Heavily based on the seed_migration
gem found here.
For rails projects that need to run tasks on deployment that don't quite fit in the db:migrate
and seed:migrate
categories, this gem migrates specified rake tasks and ensures they only run once.
Add this line to your application's Gemfile:
gem 'rake-task-migration'
And then execute:
$ bundle
Install and run the internal migrations
$ bundle exec rake task_migration:install:migrations
$ bundle exec rake db:migrate
That will create the table to keep track of rake task migrations.
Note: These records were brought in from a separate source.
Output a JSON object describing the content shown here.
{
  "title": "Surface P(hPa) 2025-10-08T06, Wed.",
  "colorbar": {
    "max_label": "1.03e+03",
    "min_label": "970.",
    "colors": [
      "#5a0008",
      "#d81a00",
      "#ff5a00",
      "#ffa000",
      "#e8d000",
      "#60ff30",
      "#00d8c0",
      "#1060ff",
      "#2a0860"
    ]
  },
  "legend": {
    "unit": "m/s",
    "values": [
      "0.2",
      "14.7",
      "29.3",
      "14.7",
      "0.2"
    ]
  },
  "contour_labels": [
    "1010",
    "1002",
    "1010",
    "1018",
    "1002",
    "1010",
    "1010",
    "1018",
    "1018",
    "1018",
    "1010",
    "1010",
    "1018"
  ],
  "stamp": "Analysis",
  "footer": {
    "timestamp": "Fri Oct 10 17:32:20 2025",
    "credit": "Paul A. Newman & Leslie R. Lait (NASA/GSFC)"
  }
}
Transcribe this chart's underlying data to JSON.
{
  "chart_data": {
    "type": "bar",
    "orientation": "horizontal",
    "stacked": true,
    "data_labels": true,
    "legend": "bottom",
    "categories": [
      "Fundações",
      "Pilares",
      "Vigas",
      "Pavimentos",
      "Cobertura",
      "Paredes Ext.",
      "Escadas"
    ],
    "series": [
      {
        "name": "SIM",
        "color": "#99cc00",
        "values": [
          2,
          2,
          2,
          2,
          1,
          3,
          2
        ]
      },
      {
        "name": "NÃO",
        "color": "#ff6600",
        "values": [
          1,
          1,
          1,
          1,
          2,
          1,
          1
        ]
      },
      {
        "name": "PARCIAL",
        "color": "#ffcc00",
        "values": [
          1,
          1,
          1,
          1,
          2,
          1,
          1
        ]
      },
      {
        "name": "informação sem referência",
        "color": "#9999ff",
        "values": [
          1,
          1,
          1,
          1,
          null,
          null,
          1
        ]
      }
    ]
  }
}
Create the lib/tasks/migrations.rake
file and add your tasks:
namespace :migrations do
task :migrate_user_names => :environment do
User.find_each do |user|
user.update_attributes(name: "#{user.first_name} #{user.last_name}")
end
end
end
Then run the migration task:
$ bundle exec rake tasks:migrate
== migrate_user_names: migrating =============================================
== migrate_user_names: migrated (0.0191s) ====================================
Each rake task is run only once.
Use an initializer file for configuration.
migration_table_name (default = 'rake_task_migrations')
migration_namespace (default = :migrations)
# config/initializers/rake_task_migration.rb
Rake::TaskMigration.config do |config|
config.migration_table_name = 'table_name'
config.migration_namespace = 'namespace'
end
export RAILS_ENV=test
export DB=mysql # or sqlite, postgresql
bundle exec rake app:db:create app:db:migrate
bundle exec rspec spec
- Rubies: 2.5, 2.6
- Rails: 5.0, 5.1, 5.2, 6.0
- Databases: MySQL, SQLite, PostgreSQL
For more information see the travic-ci config.
- Fork it
- Create your feature branch (
git checkout -b my-new-feature
) - Commit your changes (
git commit -am 'Add some feature'
) - Push to the branch (
git push origin my-new-feature
) - Create new Pull Request
The gem is available as open source under the terms of the MIT License.